Un film di Shane Meadows. Con Paddy Considine, Gary Stretch, Jo Hartley, Toby Kebbell Titolo originale Dead Man's Shoes. Drammatico, durata 90 min. - Gran Bretagna 2004.
Richard torna dopo sette anni a Matlock nel Derbyshire per regolare i conti con gli aguzzini del fratello Michael, ritardato e da lui improvvisamente abbandonato per intraprendere la carriera militare.
Sangue chiama sangue, come in un'atavica legge del taglione. Lì dove finisce il codice di Hammurabi e ancora non comincia la civiltà. No, non siamo a Babilonia nel 2000 a.C. ma nella verde Inghilterra, tra la nebbia e la brughiera sterminata. Una piccola storia di paese, come tante, in cui la normalità – ammesso che questa sia mai esistita – tira la corda e degenera; un branco e un debole d'altronde, vuoi per noia, eccesso di testosterone o semplice empietà, non formano mai una bella combinazione.

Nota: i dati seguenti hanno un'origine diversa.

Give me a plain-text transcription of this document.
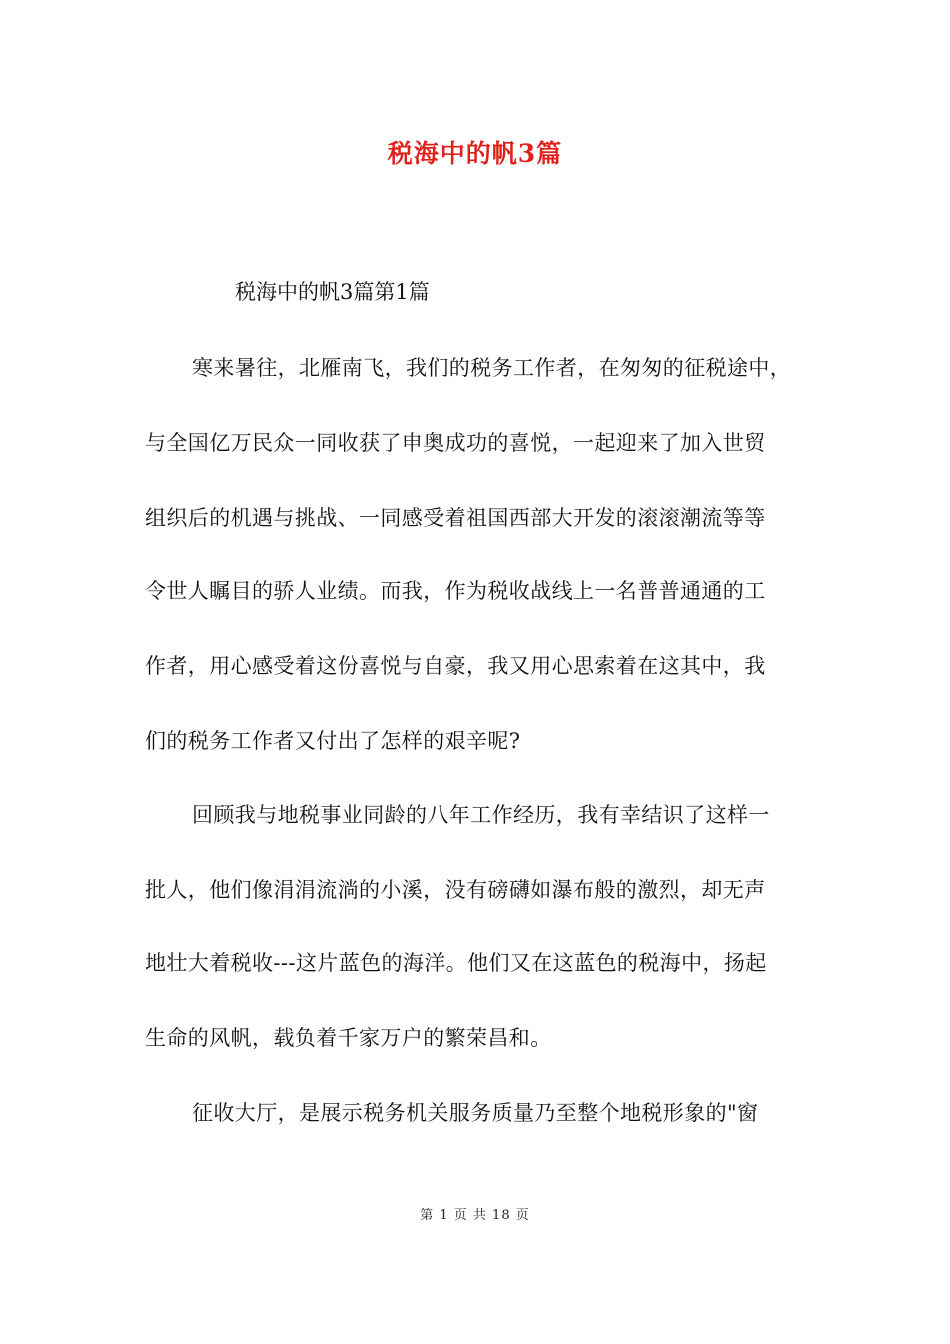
税海中的帆3篇

税海中的帆3篇第1篇

寒来暑往，北雁南飞，我们的税务工作者，在匆匆的征税途中，

与全国亿万民众一同收获了申奥成功的喜悦，一起迎来了加入世贸

组织后的机遇与挑战、一同感受着祖国西部大开发的滚滚潮流等等

令世人瞩目的骄人业绩。而我，作为税收战线上一名普普通通的工

作者，用心感受着这份喜悦与自豪，我又用心思索着在这其中，我

们的税务工作者又付出了怎样的艰辛呢?

回顾我与地税事业同龄的八年工作经历，我有幸结识了这样一

批人，他们像涓涓流淌的小溪，没有磅礴如瀑布般的激烈，却无声

地壮大着税收---这片蓝色的海洋。他们又在这蓝色的税海中，扬起

生命的风帆，载负着千家万户的繁荣昌和。

征收大厅，是展示税务机关服务质量乃至整个地税形象的"窗

第 1 页 共 18 页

Shane Meadows, beniamino di tanta critica per aver restituito fulgore al cinema inglese, immortalandone senza pudore e retorica – vizi così diffusi laggiù - i lati più deplorevoli, sceglie qui la schietta semplicità. Non c'è spazio per la ricerca o l'approfondimento, solo per la brutale messa in scena della Vendetta, laida e inevitabile megera che non restituisce mai il sorriso né sa riportare allo status quo ante. Non dà soddisfazione ad alcuno, ma si ripresenta puntuale nella sua ineluttabilità, specie quando il vendicatore è il primo ad avvertire qualche peso sulla propria coscienza. Dead Man's Shoes, baciato da una soundtrack di altissima fattura (Smog, Aphex Twin, Arvo Part, Bonnie Prince Billy) e dall'interpretazione di un allucinato Paddy Considine, va dritto allo scopo, crudo come uno slasher senza maniaci immortali e diretto come un singolo hardcore-punk dei tempi belli. Una rapida scarica di adrenalina che si lascia una visibile scia di sangue alle spalle.
Il voto di Pierolupo: 3/5
La vendetta nelle sue varie forme non mi è mai stata molto congeniale. Questo film è intriso di vendetta, si sviluppa intorno al grande rimorso del protagonista per essersi vergognato del fratello disabile, di averlo lasciato solo in balia delle cattive amicizie e soprattutto di non avergli mai dimostrato il suo amore fraterno.